Era una oscura noche de celebración. La gente invadía las calles envuelta en humo y ebriedad, el pueblo entero excepto una familia que lucía de luto. La negrura se apoderaba de aquellos padres que encontraron inerte el cuerpo de su adolescente primogénita, las lágrimas se derramaban incesantes en el salón de aquel hogar que aquella noche permanecía triste. El ritmo del sonar de la campana era frenético.
La celebración rozaba el culmen mientras los gritos se ahogaban en el camposanto. Nadie los oía, nadie escuchaba aquella voz angustiada que vociferaba entre lágrimas y sollozos. En el salón el padre encendió una vela que posó entre varias fotografías de su hija recién fallecida, la madre le acompañaba con una rosa roja en la mano. De pronto el espejo que tras el improvisado altar se encontraba se partió en cientos de pedazos que arroparon el suelo. La campana dejó de sonar, se partió la cuerda que bajo tierra se dirigía.

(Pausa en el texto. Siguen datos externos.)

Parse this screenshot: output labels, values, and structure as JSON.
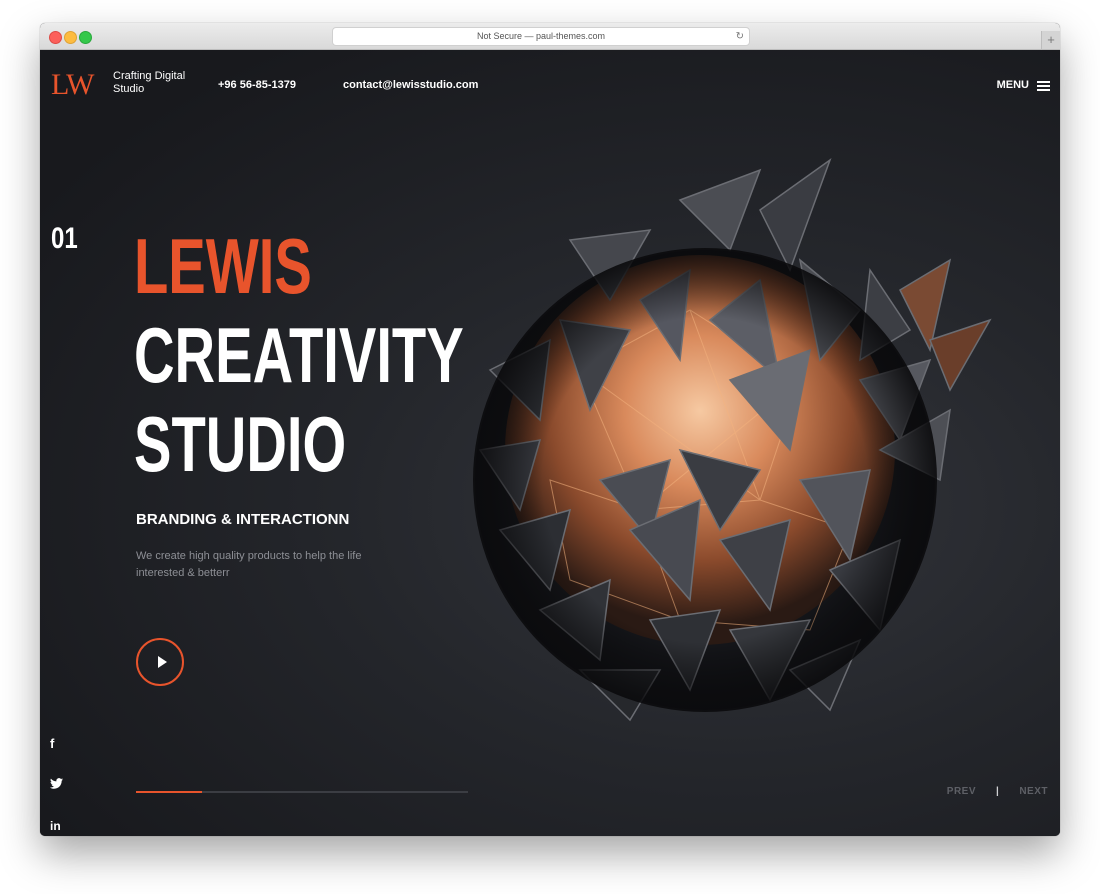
{
  "browser": {
    "url_text": "Not Secure — paul-themes.com"
  },
  "header": {
    "logo": "LW",
    "tagline": "Crafting Digital Studio",
    "phone": "+96 56-85-1379",
    "email": "contact@lewisstudio.com",
    "menu_label": "MENU"
  },
  "hero": {
    "slide_number": "01",
    "title_line1": "LEWIS",
    "title_line2": "CREATIVITY",
    "title_line3": "STUDIO",
    "subtitle": "BRANDING & INTERACTIONN",
    "description": "We create high quality products to help the life interested & betterr",
    "progress_fraction": 0.2
  },
  "social": [
    "facebook-icon",
    "twitter-icon",
    "linkedin-icon"
  ],
  "pager": {
    "prev": "PREV",
    "separator": "|",
    "next": "NEXT"
  },
  "colors": {
    "accent": "#e8542c",
    "background": "#1d1f23",
    "copper": "#c7794f"
  }
}
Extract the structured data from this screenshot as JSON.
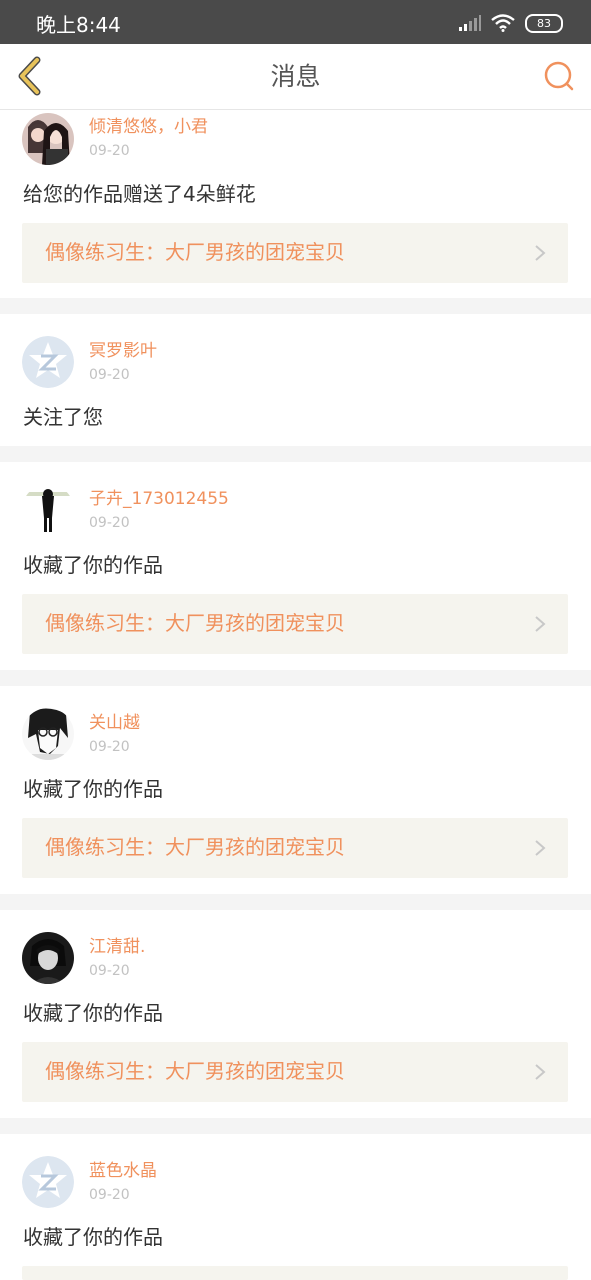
{
  "status_bar": {
    "time": "晚上8:44",
    "battery": "83",
    "icons": [
      "signal-icon",
      "wifi-icon",
      "battery-icon"
    ]
  },
  "header": {
    "title": "消息",
    "back_icon": "back-chevron-icon",
    "search_icon": "search-icon"
  },
  "colors": {
    "accent": "#f0915d",
    "back_icon": "#e8c35a",
    "link_bg": "#f5f4ee"
  },
  "messages": [
    {
      "user": "倾清悠悠，小君",
      "date": "09-20",
      "action": "给您的作品赠送了4朵鲜花",
      "work": "偶像练习生：大厂男孩的团宠宝贝"
    },
    {
      "user": "冥罗影叶",
      "date": "09-20",
      "action": "关注了您"
    },
    {
      "user": "子卉_173012455",
      "date": "09-20",
      "action": "收藏了你的作品",
      "work": "偶像练习生：大厂男孩的团宠宝贝"
    },
    {
      "user": "关山越",
      "date": "09-20",
      "action": "收藏了你的作品",
      "work": "偶像练习生：大厂男孩的团宠宝贝"
    },
    {
      "user": "江清甜.",
      "date": "09-20",
      "action": "收藏了你的作品",
      "work": "偶像练习生：大厂男孩的团宠宝贝"
    },
    {
      "user": "蓝色水晶",
      "date": "09-20",
      "action": "收藏了你的作品"
    }
  ]
}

Un cuervo que seguía sobrevolando la necrópolis escogió la tumba sobre la cual reposaría aquella noche. En ella había un nombre inscrito: Mary.

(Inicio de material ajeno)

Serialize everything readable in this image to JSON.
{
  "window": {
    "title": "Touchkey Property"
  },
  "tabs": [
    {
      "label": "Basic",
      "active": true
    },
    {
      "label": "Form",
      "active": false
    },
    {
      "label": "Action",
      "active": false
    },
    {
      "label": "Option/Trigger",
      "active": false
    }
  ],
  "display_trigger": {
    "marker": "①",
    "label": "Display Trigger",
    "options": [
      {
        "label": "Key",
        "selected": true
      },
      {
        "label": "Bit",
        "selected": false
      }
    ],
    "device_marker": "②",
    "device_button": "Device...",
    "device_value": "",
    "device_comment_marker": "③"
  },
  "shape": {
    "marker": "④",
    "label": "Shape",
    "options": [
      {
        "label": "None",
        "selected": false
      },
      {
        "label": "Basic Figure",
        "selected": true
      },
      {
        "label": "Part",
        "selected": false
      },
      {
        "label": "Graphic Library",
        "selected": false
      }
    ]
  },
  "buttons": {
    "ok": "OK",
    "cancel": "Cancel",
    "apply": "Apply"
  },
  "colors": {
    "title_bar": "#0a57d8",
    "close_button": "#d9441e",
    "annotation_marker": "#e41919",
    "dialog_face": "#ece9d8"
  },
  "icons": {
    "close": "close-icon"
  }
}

Durante horas se escuchó el roer de las uñas bajo la tierra, hasta la llegar la alborada cuando el silencio retomó el reinado en la tierra del reposo de los muertos. Los latidos apaciguaron poco a poco, respirar se tornaba imposible a dos metros bajo tierra y, al expirar, un suspiro llegó a los oídos del cuervo.
Jamás los espejos volvieron a ser los mismos, la sangre de Mary se derramó a través de los reflejos.